“My battery is low and it’s getting dark.” was the last message NASA’s Opportunity Mars rover sent to scientists eight months ago before it went dark, however it was officially declared dead earlier today.

Something in that last message resounded within me as I read the news on Twitter this morning, and I have spent the afternoon and evening trying to find my words to explain why and the best I could come up with is the following.

   The first and depressing reason is that although this rover might not be flesh, it was a man made creation meant to relay information and its point of view to other humans and maybe I sympathize with the idea of the loneliness that I would feel completing that type of task, which I know may not make sense to a neurotypical person when I explain why it sometimes feels lonely to speak to others.

Like a robot, my actions sometimes feel like they are controlled manually rather than unconsciously because for me social interactions tend to feel like an extraneous exercise that requires a lot of conscious effort and awareness. 

After the exhaustion that comes from hiding my idiosyncrasies, and struggling to to understand the nuances that come along with the social aspects of my life, my battery gets low and my thoughts sometimes get dark.

However, I am not so depressed to feel utter hopelessness at the end of a Mars rover mission. On the other hand, the fact that this rover outlived its predicted lifespan knocked at the door of my long forsaken childhood curiosity.

As a small kid, I remember being terrified and fascinated by the concept of infinity. My small brain could not comprehend how something could something go on forever. Where does forever begin and where does it end? 

I also remember being comforted by a teacher after crying in school when we learned about the absence of gravity in outer space because I was scared that someday my friends and family would float away into absolute nothingness.

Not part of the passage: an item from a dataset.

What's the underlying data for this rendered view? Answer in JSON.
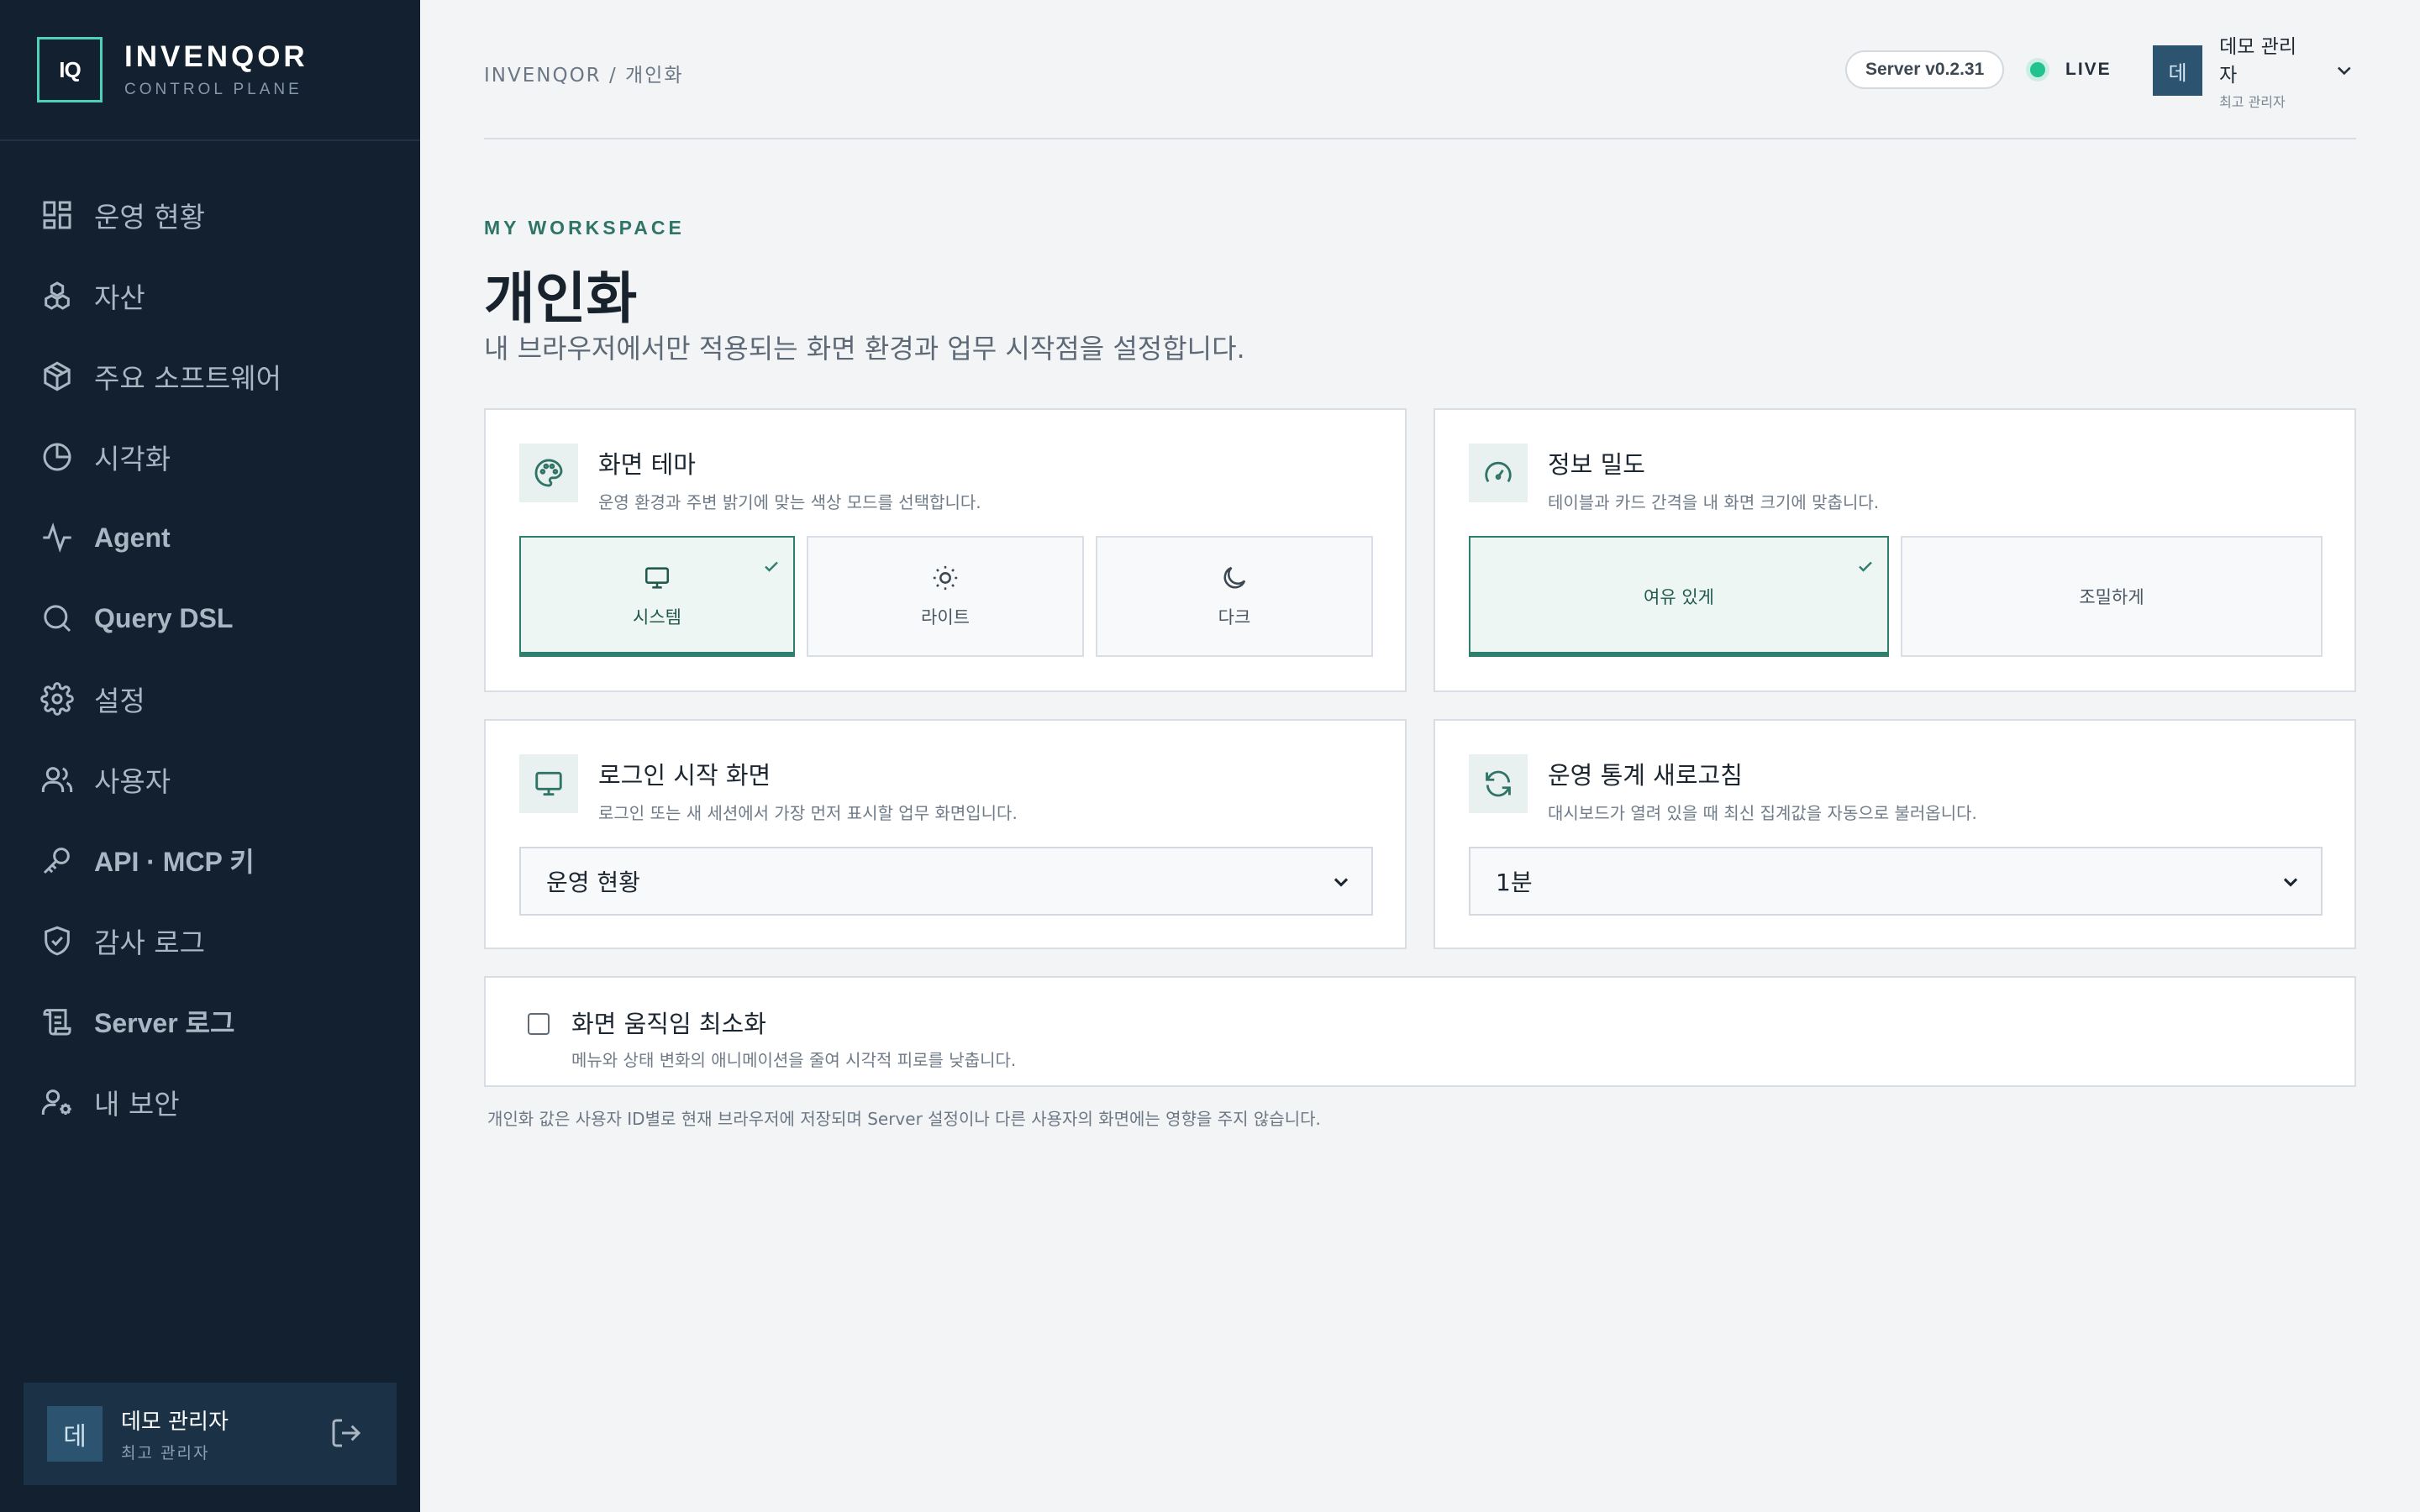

And yet, as scared as I was of the infinite, I was just as scared of its opposite: the finite. Specifically, and like everyone else, I feared life’s final boundary, which of course is death.

As a child life just seemed too short for all the possibilities that it rendered. I must’ve been about 8 years old when I told my sister that some day I wanted to open every single door in front of every single building in the world just to see what was behind it. It sounds really stupid, I know, but that’s what I wanted to do with my life back then. Explore every stupid mundane possibility. 

But it’s that childliness that lives within the scientists at NASA that allowed them to create these machines that explore the possibilities beyond the mundane and that is exciting!

Because what the hell are we supposed to do with this universe given to us besides just exist alongside it and within it? The chaos of the universe is ours to make with what we can and I should continue to explore it while I can despite my emotional and social disabilities. 

And although I can sometimes struggle to make meaningful friendships and relationships, they make this journey worth it. Because none of us were given a choice when we magically woke up on earth in little decaying human bodies and yet we all have to experience this so why not rejoice in the bonds we’ve made after finding each other in this whole crazy ass universe.